Hammer, Adam
Born: 1818-12-27 Baden, Germany
Died: 1878-08-04 Baden, Germany
Flourished: 1848 to 1877 Saint Louis, Missouri
Adam Hammer, physician, was educated at the University of Heidelberg, graduating with a medical degree in 1842. He served as an army surgeon for three years before entering private practice in the German city of Mannheim. After participating in the German revolution of 1848, Hammer was forced to relocate to the United States and arrived in St. Louis in October of that year. He resumed the practice of medicine in St. Louis and advocated for improvements to medical education. Hammer was an organizer of the short-lived St. Louis College of Medical and Natural Sciences in 1855, and in 1859 founded the Humboldt-Institut, which was a German-language medical college. He acted as a delegate to the 1860 Republican National Convention. On the outbreak of the Civil War, Hammer supported the Union, serving as a lieutenant-colonel in the Fourth Missouri Infantry in 1861, and as a brigade surgeon of volunteers from 1862 to 1865. He married Helene Leip in 1846.

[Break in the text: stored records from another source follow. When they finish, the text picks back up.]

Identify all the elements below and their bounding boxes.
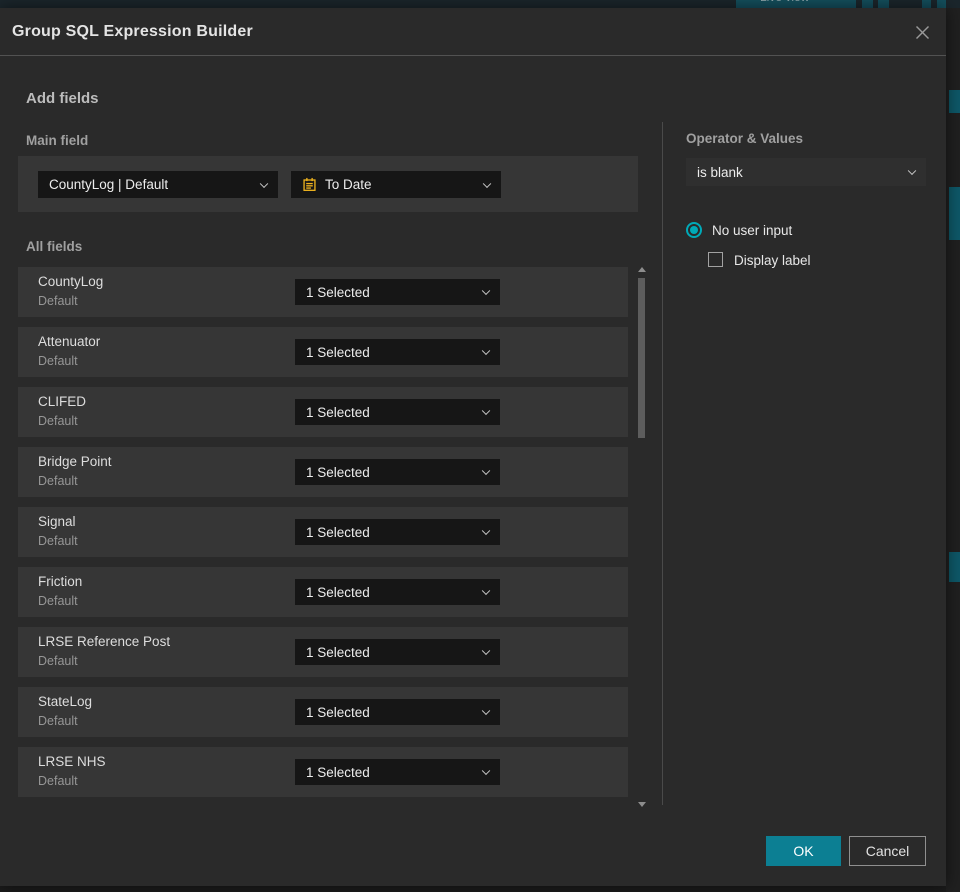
field-name: Friction (38, 574, 83, 589)
all-fields-list: CountyLog Default 1 Selected Attenuator … (18, 267, 628, 807)
add-fields-heading: Add fields (26, 90, 99, 107)
field-selected-dropdown[interactable]: 1 Selected (295, 759, 500, 785)
background-panel-fragment (949, 90, 960, 113)
chevron-down-icon (481, 346, 491, 356)
field-selected-dropdown[interactable]: 1 Selected (295, 579, 500, 605)
selected-count-label: 1 Selected (306, 284, 370, 300)
live-view-button[interactable]: Live view (736, 0, 856, 8)
operator-dropdown-value: is blank (697, 164, 743, 180)
field-name: Bridge Point (38, 454, 112, 469)
background-toolbar-fragment (922, 0, 931, 8)
chevron-down-icon (259, 179, 269, 188)
field-name: StateLog (38, 694, 93, 709)
background-app-bottom-strip (0, 886, 946, 892)
main-field-panel: CountyLog | Default To Date (18, 156, 638, 212)
panel-divider (662, 122, 663, 805)
background-app-header-strip: Live view (0, 0, 960, 8)
background-toolbar-fragment (862, 0, 873, 8)
selected-count-label: 1 Selected (306, 404, 370, 420)
chevron-down-icon (481, 286, 491, 296)
selected-count-label: 1 Selected (306, 764, 370, 780)
group-sql-expression-builder-dialog: Group SQL Expression Builder Add fields … (0, 8, 946, 886)
background-panel-fragment (949, 187, 960, 240)
background-toolbar-fragment (878, 0, 889, 8)
main-field-dropdown-value: CountyLog | Default (49, 177, 169, 192)
dialog-header: Group SQL Expression Builder (0, 8, 946, 56)
chevron-down-icon (481, 466, 491, 476)
field-row: LRSE NHS Default 1 Selected (18, 747, 628, 797)
field-row: Friction Default 1 Selected (18, 567, 628, 617)
chevron-down-icon (481, 766, 491, 776)
close-button[interactable] (910, 20, 934, 44)
field-row: LRSE Reference Post Default 1 Selected (18, 627, 628, 677)
selected-count-label: 1 Selected (306, 704, 370, 720)
field-row: Bridge Point Default 1 Selected (18, 447, 628, 497)
list-scrollbar[interactable] (636, 264, 648, 812)
chevron-down-icon (481, 526, 491, 536)
field-selected-dropdown[interactable]: 1 Selected (295, 699, 500, 725)
field-name: CountyLog (38, 274, 104, 289)
operator-dropdown[interactable]: is blank (686, 158, 926, 186)
field-selected-dropdown[interactable]: 1 Selected (295, 339, 500, 365)
field-name: LRSE Reference Post (38, 634, 171, 649)
chevron-down-icon (907, 166, 917, 176)
display-label-checkbox[interactable] (708, 252, 723, 267)
field-selected-dropdown[interactable]: 1 Selected (295, 459, 500, 485)
selected-count-label: 1 Selected (306, 644, 370, 660)
field-subtitle: Default (38, 474, 78, 488)
field-name: CLIFED (38, 394, 87, 409)
field-subtitle: Default (38, 774, 78, 788)
field-type-dropdown-value: To Date (325, 177, 372, 192)
cancel-button[interactable]: Cancel (849, 836, 926, 866)
field-subtitle: Default (38, 354, 78, 368)
field-selected-dropdown[interactable]: 1 Selected (295, 519, 500, 545)
field-subtitle: Default (38, 414, 78, 428)
field-subtitle: Default (38, 594, 78, 608)
scroll-down-icon[interactable] (638, 802, 646, 807)
field-row: Signal Default 1 Selected (18, 507, 628, 557)
background-panel-fragment (949, 552, 960, 582)
field-row: StateLog Default 1 Selected (18, 687, 628, 737)
field-subtitle: Default (38, 294, 78, 308)
calendar-date-icon (303, 177, 316, 191)
chevron-down-icon (481, 586, 491, 596)
field-selected-dropdown[interactable]: 1 Selected (295, 639, 500, 665)
field-row: CountyLog Default 1 Selected (18, 267, 628, 317)
field-name: Signal (38, 514, 76, 529)
chevron-down-icon (481, 406, 491, 416)
background-app-right-strip (946, 8, 960, 892)
chevron-down-icon (482, 179, 492, 188)
operator-values-label: Operator & Values (686, 131, 804, 146)
page-root: Live view Group SQL Expression Builder A… (0, 0, 960, 892)
field-selected-dropdown[interactable]: 1 Selected (295, 399, 500, 425)
field-row: Attenuator Default 1 Selected (18, 327, 628, 377)
display-label-label: Display label (734, 253, 811, 268)
field-name: Attenuator (38, 334, 101, 349)
selected-count-label: 1 Selected (306, 584, 370, 600)
main-field-label: Main field (26, 133, 89, 148)
selected-count-label: 1 Selected (306, 344, 370, 360)
dialog-title: Group SQL Expression Builder (12, 22, 253, 40)
close-icon (915, 25, 929, 39)
selected-count-label: 1 Selected (306, 464, 370, 480)
field-name: LRSE NHS (38, 754, 106, 769)
main-field-dropdown[interactable]: CountyLog | Default (38, 171, 278, 198)
background-toolbar-fragment (937, 0, 946, 8)
chevron-down-icon (481, 646, 491, 656)
field-subtitle: Default (38, 714, 78, 728)
field-row: CLIFED Default 1 Selected (18, 387, 628, 437)
field-selected-dropdown[interactable]: 1 Selected (295, 279, 500, 305)
no-user-input-label: No user input (712, 223, 793, 238)
field-subtitle: Default (38, 654, 78, 668)
scrollbar-thumb[interactable] (638, 278, 645, 438)
selected-count-label: 1 Selected (306, 524, 370, 540)
live-view-label: Live view (760, 0, 809, 4)
ok-button[interactable]: OK (766, 836, 841, 866)
all-fields-label: All fields (26, 239, 83, 254)
no-user-input-radio[interactable] (686, 222, 702, 238)
scroll-up-icon[interactable] (638, 267, 646, 272)
chevron-down-icon (481, 706, 491, 716)
field-subtitle: Default (38, 534, 78, 548)
field-type-dropdown[interactable]: To Date (291, 171, 501, 198)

James Moores Ball, Dr. Adam Hammer, Surgeon and Apostle of Higher Medical Education (St. Louis, MO: Medical Press, 1909); Germany, Select Marriages, 1558-1929, 1846, Mannheim, Baden (Provo, UT: Ancestry.com Operations, 2014); U.S. Census Office, Seventh Census of the United States (1850), Ward 2, St. Louis, St. Louis County, MO, 212; U.S. Census Office, Eighth Census of the United States (1860), Ward 1, St. Louis, St. Louis County, MO, 434; Proceedings of the First Three Republican National Conventions of 1856, 1860, and 1864 (Minneapolis, MN: Charles W. Johnson, 1893), 174; Francis B. Heitman, Historical Register and Dictionary of the United States Army (Washington, DC: Government Printing Office, 1903), 1:495; Journal of the Executive Proceedings of the Senate of the United States of America (Washington, DC: Government Printing Office, 1887), 12:289, 350; St. Louis Globe-Democrat (MO), 27 August 1878, 7:1-2.